I rolled my eyes. “That was just a paper game to shock the Duck. I’m going up to AOPD and unretire as soon as we’re done here. When do we jump off?”
Howard crossed his arms.
“Howard. This is me.”
He sighed. “Weaponization of the stones we brought back should take a month. The Tehran will refit in the meantime. The rest of the fleet’s been on alert for two months.”
I nodded. “Good. I can use the rest.”
Howard shrugged.
I pointed at the deck beneath us, beyond which, out in the space of the Mousetrap, the great human fleet drifted. “Howard, when that fleet leaves, I leave with it. I will see the end of this war.”
My next stop was on level twenty-nine, where the adjutant general’s office operated a branch of the Army Officer Personnel Directorate. The branch consisted of a compartment the size of a gang shower, occupied by one overweight, overworked, pug-nosed second lieutenant who was sufficiently junior that she was saddled with all administrative matters for the post.
I sat in front of her desk, leaning forward in my chair.
She ran her finger across a line on a flatscreen, then nodded. “Yes, Mr. Wander. Your paperwork came through from the Human Union Consulate on Tressel and was processed. Your initial pension check was direct deposited on the first, just before we locked down.”
“It’s General Wander. I want to unretire. It was a mistake.”
“It’s not that easy.”
“What I mean is I just needed some time off to attend to something I couldn’t accomplish as an army officer.”

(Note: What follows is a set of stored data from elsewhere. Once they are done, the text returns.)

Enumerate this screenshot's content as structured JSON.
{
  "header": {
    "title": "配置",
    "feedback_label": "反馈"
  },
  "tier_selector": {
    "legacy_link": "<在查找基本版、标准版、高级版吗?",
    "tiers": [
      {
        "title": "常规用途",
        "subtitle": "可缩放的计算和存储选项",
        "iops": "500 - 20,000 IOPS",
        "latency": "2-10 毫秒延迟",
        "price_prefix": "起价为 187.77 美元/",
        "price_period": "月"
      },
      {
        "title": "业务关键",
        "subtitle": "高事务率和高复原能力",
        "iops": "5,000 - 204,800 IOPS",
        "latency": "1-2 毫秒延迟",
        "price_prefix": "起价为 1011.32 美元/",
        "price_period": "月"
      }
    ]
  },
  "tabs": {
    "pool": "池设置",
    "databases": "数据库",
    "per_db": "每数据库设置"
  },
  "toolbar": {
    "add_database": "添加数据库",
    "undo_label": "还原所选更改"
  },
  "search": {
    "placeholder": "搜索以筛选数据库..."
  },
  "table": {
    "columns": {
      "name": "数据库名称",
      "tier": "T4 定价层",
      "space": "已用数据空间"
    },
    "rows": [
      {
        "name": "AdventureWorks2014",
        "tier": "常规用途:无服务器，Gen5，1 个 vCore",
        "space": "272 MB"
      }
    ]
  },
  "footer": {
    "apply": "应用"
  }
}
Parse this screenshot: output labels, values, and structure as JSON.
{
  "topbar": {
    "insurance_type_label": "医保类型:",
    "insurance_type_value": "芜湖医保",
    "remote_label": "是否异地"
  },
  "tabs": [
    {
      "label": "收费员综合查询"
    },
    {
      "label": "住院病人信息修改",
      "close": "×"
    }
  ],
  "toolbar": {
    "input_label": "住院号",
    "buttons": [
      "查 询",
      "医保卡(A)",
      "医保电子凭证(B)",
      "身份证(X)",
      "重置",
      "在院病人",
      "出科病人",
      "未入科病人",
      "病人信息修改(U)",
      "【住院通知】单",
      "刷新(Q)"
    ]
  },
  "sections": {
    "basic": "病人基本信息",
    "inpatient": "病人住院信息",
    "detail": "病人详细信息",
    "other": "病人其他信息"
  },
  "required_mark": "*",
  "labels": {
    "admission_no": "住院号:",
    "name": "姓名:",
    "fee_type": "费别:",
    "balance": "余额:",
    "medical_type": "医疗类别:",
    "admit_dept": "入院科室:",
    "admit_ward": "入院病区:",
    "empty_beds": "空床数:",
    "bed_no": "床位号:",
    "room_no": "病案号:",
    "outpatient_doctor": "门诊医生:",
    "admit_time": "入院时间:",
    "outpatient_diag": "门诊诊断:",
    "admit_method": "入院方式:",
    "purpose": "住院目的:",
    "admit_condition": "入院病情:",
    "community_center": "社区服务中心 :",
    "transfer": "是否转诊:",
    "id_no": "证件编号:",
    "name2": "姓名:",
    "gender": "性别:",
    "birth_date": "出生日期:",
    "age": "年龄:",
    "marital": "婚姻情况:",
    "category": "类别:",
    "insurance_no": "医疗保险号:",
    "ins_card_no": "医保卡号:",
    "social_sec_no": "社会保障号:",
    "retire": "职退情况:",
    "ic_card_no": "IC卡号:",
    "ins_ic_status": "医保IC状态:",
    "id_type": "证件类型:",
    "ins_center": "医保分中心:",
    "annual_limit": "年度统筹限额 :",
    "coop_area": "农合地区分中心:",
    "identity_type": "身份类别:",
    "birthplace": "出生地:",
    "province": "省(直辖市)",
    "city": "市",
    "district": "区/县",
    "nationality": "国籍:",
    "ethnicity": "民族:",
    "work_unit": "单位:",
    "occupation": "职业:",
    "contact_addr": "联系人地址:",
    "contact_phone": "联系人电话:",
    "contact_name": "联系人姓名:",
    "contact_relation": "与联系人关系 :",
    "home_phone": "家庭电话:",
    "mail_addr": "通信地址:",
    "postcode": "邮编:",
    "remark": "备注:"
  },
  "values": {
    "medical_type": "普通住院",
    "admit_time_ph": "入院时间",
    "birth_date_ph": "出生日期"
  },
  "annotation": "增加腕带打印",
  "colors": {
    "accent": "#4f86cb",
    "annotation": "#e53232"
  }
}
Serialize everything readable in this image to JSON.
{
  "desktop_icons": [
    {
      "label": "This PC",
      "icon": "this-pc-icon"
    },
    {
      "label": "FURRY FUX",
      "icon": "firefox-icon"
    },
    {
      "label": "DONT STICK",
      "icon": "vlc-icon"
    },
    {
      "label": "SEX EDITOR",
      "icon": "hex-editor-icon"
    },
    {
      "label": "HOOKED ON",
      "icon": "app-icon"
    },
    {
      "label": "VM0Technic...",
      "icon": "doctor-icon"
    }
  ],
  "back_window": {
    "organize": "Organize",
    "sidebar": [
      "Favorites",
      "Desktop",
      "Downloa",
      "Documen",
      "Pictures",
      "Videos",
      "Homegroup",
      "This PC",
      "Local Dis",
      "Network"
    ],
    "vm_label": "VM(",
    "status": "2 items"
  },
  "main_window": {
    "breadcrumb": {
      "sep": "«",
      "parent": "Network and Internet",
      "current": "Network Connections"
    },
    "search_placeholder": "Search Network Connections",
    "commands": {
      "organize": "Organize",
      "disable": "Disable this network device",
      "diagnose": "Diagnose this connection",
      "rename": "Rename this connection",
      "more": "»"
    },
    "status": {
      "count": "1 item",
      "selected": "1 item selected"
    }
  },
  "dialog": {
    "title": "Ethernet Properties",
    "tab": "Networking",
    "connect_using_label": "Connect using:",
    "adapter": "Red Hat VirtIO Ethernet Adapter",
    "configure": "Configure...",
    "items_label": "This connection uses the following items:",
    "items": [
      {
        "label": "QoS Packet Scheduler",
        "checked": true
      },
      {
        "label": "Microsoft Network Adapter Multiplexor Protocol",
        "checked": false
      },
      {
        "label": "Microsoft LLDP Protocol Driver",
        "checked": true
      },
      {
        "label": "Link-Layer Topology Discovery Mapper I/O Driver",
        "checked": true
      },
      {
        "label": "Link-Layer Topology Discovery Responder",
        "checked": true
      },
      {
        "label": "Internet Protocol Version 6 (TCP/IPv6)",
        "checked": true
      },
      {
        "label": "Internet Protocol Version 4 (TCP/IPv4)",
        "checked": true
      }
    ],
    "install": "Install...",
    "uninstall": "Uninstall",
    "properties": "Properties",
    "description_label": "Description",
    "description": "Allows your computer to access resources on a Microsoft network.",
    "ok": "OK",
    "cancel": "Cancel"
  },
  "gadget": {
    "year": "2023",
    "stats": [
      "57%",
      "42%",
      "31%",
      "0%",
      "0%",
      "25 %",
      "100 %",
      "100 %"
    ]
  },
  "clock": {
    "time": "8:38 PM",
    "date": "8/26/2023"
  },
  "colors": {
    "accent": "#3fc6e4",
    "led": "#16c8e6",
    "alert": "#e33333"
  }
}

She shook her head. “That’s not what your file says.”
I squirmed. “I know what I intended.”
“If you intended to abandon your post in the field during wartime, you intended to desert. Says here the judge advocate general’s office declined to prosecute only because Consul Muscovy included his sworn affidavit with your papers. The consul swore that he forced you to retire to avoid an interplanetary incident detrimental to diplomatic relations with the government of Tressen. You’re lucky you kept your pension.”
“What do I have to do to unretire?”
She cocked her head. “You’re too old to enlist again.” Then she brightened. “File a two-oh-two stroke seven. You might be reinstated at a reduced rank.”
I exhaled and closed my eyes. “Yes! Print me one.”
She shrugged again. “Sure. But it’s gotta be approved in Washington. And we’re on indefinite lockdown, so it can’t be transmitted off Mousetrap.”